ABBY AND AMY Z
As Abby and her mother were speaking, people kept arriving. Abby’s mother began looking around the crowd, and stared at the long line forming at the cafeteria. “They need me,” she said. “Margie’s been at it all day, and she’s too slow for this crowd.”
“Go, Mom!” said Abby. “I’m proud of you and Dad. It makes me happy to be here.” Her mother hugged her for a moment and dashed off.
‘Okay,’ thought Abby. ‘That went well. Now what?’ She felt someone approaching her, and turned to see Sara Williams. “Can we join you?” she asked.
“Yes, of course.”
“Abby, this is Amy. We’re at Evansville College together, and… we do so many things together! Amy needs to speak to you.” Abby stood up and shook hands with a young East Asian woman with glowing dark eyes and straight black hair that glistened in the light.
“I’ve only got a moment,” said Sara. “We have to practice our show for tonight. They’ve given me a part.”
“How exciting,” returned Abby. “What will you do?”
“You’ll see! Right now they’re calling me.” Sara hurried off.
Abby and Amy looked at each other, and pulled their chairs close together. “Okay, Amy, you have my full attention. We may only have a few minutes.” Abby was feeling nervous, and very curious.
“You may know,” began Amy in a low voice, “that I work a couple of days a week with the Parks Energy Project in Half Moon.”
“Oh!” exclaimed Abby. “Jeremy and I were just talking about it two days ago… Are you a supervisor there?”
“I’m only a student intern like Sara is at the Evansville Record. Sara’s a journalism major and I’m in Energy Science.”
Amy leaned forward with a warm smile. “Actually my major is called ‘Energy Science in the Age of Climate Change’. It’s a new department, just four years old. You might have heard of our department head, Roberto Richardson. He’s well-known in this field.”

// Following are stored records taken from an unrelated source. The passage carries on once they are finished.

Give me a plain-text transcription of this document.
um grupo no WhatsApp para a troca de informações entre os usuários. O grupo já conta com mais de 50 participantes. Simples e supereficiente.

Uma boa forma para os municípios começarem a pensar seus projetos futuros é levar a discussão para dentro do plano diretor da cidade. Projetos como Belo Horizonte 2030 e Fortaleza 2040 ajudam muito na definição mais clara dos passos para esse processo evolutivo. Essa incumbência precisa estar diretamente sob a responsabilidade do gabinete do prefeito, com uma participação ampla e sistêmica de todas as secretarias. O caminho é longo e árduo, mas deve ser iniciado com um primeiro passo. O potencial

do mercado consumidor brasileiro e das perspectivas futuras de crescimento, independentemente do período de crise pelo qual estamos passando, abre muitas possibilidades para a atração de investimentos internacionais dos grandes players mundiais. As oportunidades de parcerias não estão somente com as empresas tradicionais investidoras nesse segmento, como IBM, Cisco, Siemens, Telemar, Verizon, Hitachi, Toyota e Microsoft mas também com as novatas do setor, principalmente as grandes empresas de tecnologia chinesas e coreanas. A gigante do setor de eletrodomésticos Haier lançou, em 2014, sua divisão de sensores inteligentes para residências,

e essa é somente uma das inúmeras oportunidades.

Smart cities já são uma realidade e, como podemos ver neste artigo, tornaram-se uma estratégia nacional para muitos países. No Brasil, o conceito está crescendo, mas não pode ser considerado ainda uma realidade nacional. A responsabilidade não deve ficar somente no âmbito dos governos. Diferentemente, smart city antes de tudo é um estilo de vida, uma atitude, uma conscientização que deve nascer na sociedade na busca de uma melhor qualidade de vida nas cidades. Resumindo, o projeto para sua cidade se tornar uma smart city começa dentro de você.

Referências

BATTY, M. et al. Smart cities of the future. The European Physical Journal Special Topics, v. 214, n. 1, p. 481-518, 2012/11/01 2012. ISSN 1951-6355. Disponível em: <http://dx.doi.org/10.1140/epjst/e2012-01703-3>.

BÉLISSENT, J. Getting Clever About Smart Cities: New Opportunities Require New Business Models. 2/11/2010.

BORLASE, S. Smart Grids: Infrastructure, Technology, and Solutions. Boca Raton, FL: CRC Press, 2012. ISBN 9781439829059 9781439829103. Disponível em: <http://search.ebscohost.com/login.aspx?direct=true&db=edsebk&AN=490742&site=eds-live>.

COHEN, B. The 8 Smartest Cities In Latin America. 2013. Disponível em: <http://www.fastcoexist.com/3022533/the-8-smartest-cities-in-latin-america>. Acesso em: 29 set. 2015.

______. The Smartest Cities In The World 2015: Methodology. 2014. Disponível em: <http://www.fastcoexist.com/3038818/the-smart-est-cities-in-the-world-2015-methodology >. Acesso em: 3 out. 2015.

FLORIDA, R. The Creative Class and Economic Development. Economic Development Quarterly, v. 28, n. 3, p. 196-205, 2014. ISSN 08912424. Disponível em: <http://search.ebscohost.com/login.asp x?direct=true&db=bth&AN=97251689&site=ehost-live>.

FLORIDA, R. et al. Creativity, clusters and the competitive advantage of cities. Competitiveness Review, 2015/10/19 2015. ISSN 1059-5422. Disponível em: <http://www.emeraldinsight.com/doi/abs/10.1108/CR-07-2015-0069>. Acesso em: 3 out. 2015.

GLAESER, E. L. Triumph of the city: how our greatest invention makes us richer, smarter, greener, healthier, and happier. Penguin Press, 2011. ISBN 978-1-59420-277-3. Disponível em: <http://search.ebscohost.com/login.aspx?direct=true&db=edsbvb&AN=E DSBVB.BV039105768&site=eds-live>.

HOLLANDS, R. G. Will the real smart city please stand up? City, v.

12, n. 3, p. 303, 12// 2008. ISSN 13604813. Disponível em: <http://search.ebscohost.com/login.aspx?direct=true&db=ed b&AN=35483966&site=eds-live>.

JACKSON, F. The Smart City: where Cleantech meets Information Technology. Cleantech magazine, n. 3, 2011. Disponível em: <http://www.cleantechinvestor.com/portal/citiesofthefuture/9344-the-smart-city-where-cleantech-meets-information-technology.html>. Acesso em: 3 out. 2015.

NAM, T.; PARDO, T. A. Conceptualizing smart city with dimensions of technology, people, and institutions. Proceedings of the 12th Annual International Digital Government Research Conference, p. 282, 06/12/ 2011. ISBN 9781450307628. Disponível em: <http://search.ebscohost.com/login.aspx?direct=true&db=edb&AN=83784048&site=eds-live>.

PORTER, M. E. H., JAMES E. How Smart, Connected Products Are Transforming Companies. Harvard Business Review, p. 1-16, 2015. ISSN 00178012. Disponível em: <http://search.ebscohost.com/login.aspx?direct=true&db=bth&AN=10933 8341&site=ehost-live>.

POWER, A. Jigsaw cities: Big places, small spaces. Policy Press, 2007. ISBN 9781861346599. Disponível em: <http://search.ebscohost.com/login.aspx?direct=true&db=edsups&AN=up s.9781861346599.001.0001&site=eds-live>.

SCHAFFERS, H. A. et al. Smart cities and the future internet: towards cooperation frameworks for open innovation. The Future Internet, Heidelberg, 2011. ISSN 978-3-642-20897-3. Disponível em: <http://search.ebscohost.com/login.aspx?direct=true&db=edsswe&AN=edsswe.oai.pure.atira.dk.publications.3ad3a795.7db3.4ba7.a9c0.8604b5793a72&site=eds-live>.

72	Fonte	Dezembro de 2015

“No,” Abby replied, “I’m afraid I’m… pretty ignorant of the science involved. I’ve never been to college.”
“That’s okay, I understand. We’re not looking for another college type person, we’re looking for someone like you.”
“Really? Why? No one knows anything about me.”
Amy smiled to herself as if she was trying not to laugh. She looked into Abby’s eyes and said, “Let me say a few things quick.” She moved closer and kept her voice down. “I know Sara, I know Junior Walker and his father, I know Chi Chi, I know Jeremy, I know Isaiah, I know Freddy Baez of the Evansville Record, just to name a few. And I follow the news, so of course I know a lot about you. Just listen to our problem: I’m writing my thesis on the Energy Project, and my advisor is Roberto Richardson. He’s fascinated by what we’re doing, and wants to visit and know more. He’s an influential guy. For example, he’s a member of the United Nations climate change group, what they call the Intergovernmental Panel on Climate Change. They have representatives from all over the world, and try to keep up with issues and solutions from every country, urban and rural, rich and poor. Roberto is in the middle of writing a paper with recommendations based on our Energy Project, using it as a model. He might make a presentation to the Panel.”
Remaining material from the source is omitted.